I fear the apprehension, IE; knowing you are going to die
But the event itself does not scare me.
We live in a truly beautiful world and there is so much i want to see, do & explore, but I just dont see any hope in the future.
My plan is in motion yet I still feel nothing, no fear, no guilt, no anger just numbness.
I called lifeline last night who managed to distract me from self harming
And I will try one more time, if I get refered to a&e I will see what happens, If I get failed once more im going to do it.
Leaving my children breaks my heart but they deserve a stable family, not someone who is so depressed they can barely take care of themselves.
So it looks like this may not be a 365 day blog challenge afterall I guess it depends on the outcome of the services.
SIDE NOTE i do not plan on doing anything tonight for now I am safe.
Im failing at being a wife
Im failing at blogging
Im failing at motherhood
Im failing Me
Im failing my family
Im failing at work
Im failing at being a friend
Im failing to maintain appointments
Im failing at losing weight
Im failing at life
Im a disgusting. Broken, used, abused, useless, lazy, ugly, repulsivly fat peice of shit that doesnt deserve life.
I. Dont. Want. To. Be. Here. Anymore.
I need to end this, do you believe in reincarnation? That once your physical body dies your spirit enters another vessel?
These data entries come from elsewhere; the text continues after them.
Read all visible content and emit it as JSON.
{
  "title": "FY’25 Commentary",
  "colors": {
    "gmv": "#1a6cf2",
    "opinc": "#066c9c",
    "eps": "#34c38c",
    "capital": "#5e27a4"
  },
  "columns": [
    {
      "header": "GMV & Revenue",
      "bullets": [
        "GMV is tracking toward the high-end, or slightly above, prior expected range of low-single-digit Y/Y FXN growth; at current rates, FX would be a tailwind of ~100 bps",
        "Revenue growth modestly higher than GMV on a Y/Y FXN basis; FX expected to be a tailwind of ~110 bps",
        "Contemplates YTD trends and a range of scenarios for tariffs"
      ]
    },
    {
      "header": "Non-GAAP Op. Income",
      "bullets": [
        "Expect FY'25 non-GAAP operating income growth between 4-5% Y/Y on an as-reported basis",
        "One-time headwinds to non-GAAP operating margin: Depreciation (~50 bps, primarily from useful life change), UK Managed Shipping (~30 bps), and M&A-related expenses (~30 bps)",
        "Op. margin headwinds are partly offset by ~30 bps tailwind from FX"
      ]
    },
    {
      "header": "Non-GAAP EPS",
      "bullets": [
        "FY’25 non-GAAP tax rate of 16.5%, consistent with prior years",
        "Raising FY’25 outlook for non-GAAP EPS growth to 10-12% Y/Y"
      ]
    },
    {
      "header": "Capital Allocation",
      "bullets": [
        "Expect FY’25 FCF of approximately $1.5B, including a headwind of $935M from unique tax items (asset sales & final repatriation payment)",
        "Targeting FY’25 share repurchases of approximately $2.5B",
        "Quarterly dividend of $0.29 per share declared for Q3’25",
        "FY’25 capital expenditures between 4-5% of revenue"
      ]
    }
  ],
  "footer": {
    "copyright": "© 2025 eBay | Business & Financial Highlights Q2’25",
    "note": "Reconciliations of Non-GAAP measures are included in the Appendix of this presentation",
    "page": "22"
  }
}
What vessel would you chose? I would chose a giant oak tree so i can obserb the world for 100s of years, know all the stories all the secrets of the earth.
Or a falcon, flying high above the grand canyon witnessing everything but worrying about nothing.
I feel numb
Disconnected, like I am in this little bubble watching everything from the inside out
I feel I should be sad yet i feel nothing.
The anxiety is crippling me.
Guys i want to apologise i have been slacking lately,
Things are going from bad to worse, one of my biggest fears maybe coming true and I just dont know what to do.
I thought this time whilst the kids were away i could get my ex partner out of the house now circumstances have arisen in regards to my children and that is no longer possible.
Im also tired of people talking to me then cutting me out, and I have realised a guy who i thought was a friend I actually love, and have done for a long time now i have lost him to his new GF he doesnt even awknowledge me.
My life is melting in front of me, everything i feared would go wrong has gone wrong.
And im lost. Being honest with services that i am supposed to trust is no longer an option they have betrayed me in the worst way.
It’s caving in around me
What I thought was solid ground
I tried to look the other way
But I couldn’t turn around
It’s OK for you to hate me
For all the things I’ve done
I’ve made a few mistakes
But I’m not the only one
Step away from the ledge
I’m coming down
I know i know iv been really slacking lately!! Ive been so exhausted i think its the meds my sertraline has been increased and I feel like im becoming that lifeless zombie again.
Im back on POF and am on Badoo and iv actually met some really decent people even if it only is 3 out of like 100s they seem genuine and even if theres nothing romantic its good to have new friends.
In other news the kids are away on tuesday for 3 weeks, and during that time im converting my daughters room into a joint room for her and my son, and there dad can have my sons room.
He refuses to leave so this is the next best thing i cant move on while sharing a bed with my ex, im also going to be filing for.divorce.
Im still on sick due back on the 2nd and im just gunner keep my head down and work and make money.
In the meantime il maybe have some harmless fun 😉
Today has been pretty pointless, applied for more jobs, tidied up a little,
Had a headache so I took 2x 30/500 cocodamol with this tablet that apparently makes medication work faster, 2 glasses of Lambrini later im exhausted!! Double vision the lot.
I keep getting urges to go out and party and put myself in dangerous situations but the lack of money prevents that which i suppose is a good thing, im not sure if i want sex, or to just be close to someone. Primarily my husband.
Not had much of an appetite either today, spoke to my manager she confirmed my net pay this month is just over £1000 but next month my sickness will be deducted so i need to get my arse in gear.
Not much else to report tbh dont think il be long going to bed
Mood is still low dont wana be here.